In your code, $result is obtained this way :
$result = mysql_query("SELECT * FROM student WHERE IDNO=".$_GET['id']);
If the SQL query fails, $result will not be a resource, but a boolean -- see mysql_query.
I suppose there's an error in your SQL query -- so it fails, mysql_query returns a boolean, and not a resource, and mysql_fetch_array cannot work on that.

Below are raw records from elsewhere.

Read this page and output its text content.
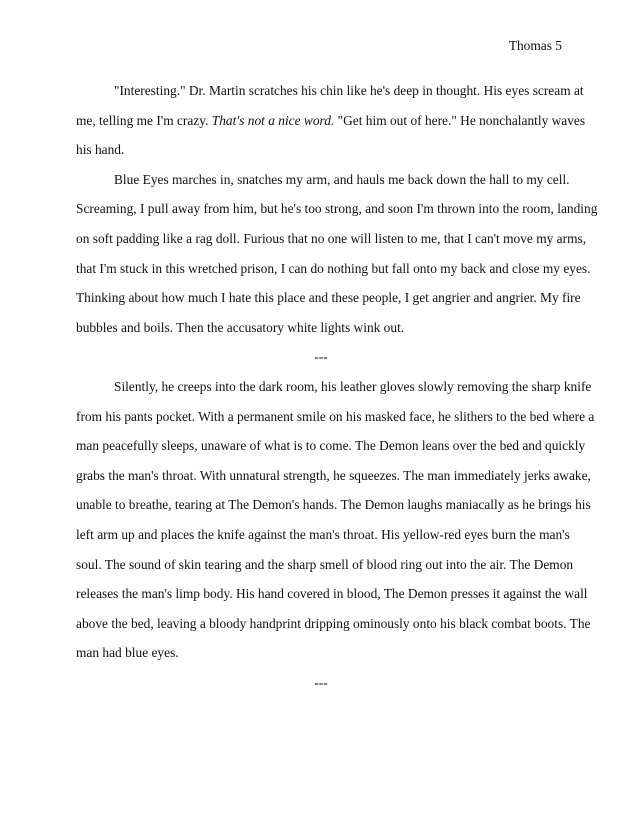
Thomas 5

"Interesting." Dr. Martin scratches his chin like he's deep in thought. His eyes scream at
me, telling me I'm crazy. That's not a nice word. "Get him out of here." He nonchalantly waves
his hand.

Blue Eyes marches in, snatches my arm, and hauls me back down the hall to my cell.
Screaming, I pull away from him, but he's too strong, and soon I'm thrown into the room, landing
on soft padding like a rag doll. Furious that no one will listen to me, that I can't move my arms,
that I'm stuck in this wretched prison, I can do nothing but fall onto my back and close my eyes.
Thinking about how much I hate this place and these people, I get angrier and angrier. My fire
bubbles and boils. Then the accusatory white lights wink out.

---

Silently, he creeps into the dark room, his leather gloves slowly removing the sharp knife
from his pants pocket. With a permanent smile on his masked face, he slithers to the bed where a
man peacefully sleeps, unaware of what is to come. The Demon leans over the bed and quickly
grabs the man's throat. With unnatural strength, he squeezes. The man immediately jerks awake,
unable to breathe, tearing at The Demon's hands. The Demon laughs maniacally as he brings his
left arm up and places the knife against the man's throat. His yellow-red eyes burn the man's
soul. The sound of skin tearing and the sharp smell of blood ring out into the air. The Demon
releases the man's limp body. His hand covered in blood, The Demon presses it against the wall
above the bed, leaving a bloody handprint dripping ominously onto his black combat boots. The
man had blue eyes.

---
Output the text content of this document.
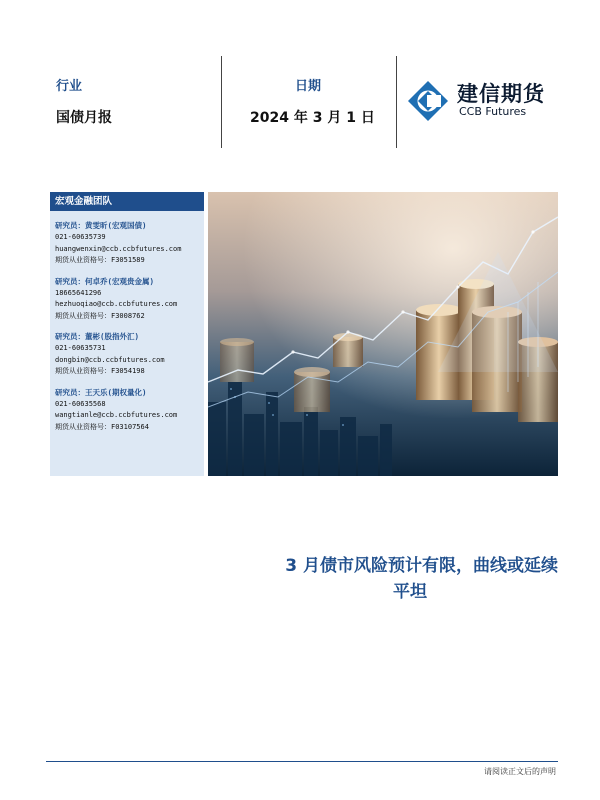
行业
国债月报
日期
2024 年 3 月 1 日
建信期货
CCB Futures
宏观金融团队
研究员：黄雯昕(宏观国债)
021-60635739
huangwenxin@ccb.ccbfutures.com
期货从业资格号：F3051589
研究员：何卓乔(宏观贵金属)
18665641296
hezhuoqiao@ccb.ccbfutures.com
期货从业资格号：F3008762
研究员：董彬(股指外汇)
021-60635731
dongbin@ccb.ccbfutures.com
期货从业资格号：F3054198
研究员：王天乐(期权量化)
021-60635568
wangtianle@ccb.ccbfutures.com
期货从业资格号：F03107564
3 月债市风险预计有限，曲线或延续
平坦
请阅读正文后的声明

You should check if the SQL query returns a result or not :
$result = mysql_query("SELECT * FROM student WHERE IDNO=".$_GET['id']);
if ($result !== false) {
// use $result
} else {
// an error has occured
echo mysql_error();
die; // note : echoing the error message and dying
// is OK while developping, but not in production !
}
With that, you should get a message that indicates the error that occured while executing your query -- this should help figure out what the problem is ;-)
Also, you should escape the data you're putting in your SQL query, to avoid SQL injections !
For example, here, you should make sure that $_GET['id'] contains nothing else than an integer, using something like this :
$result = mysql_query("SELECT * FROM student WHERE IDNO=" . intval($_GET['id']));
Or you should check this before trying to execute the query, to display a nicer error message to the user.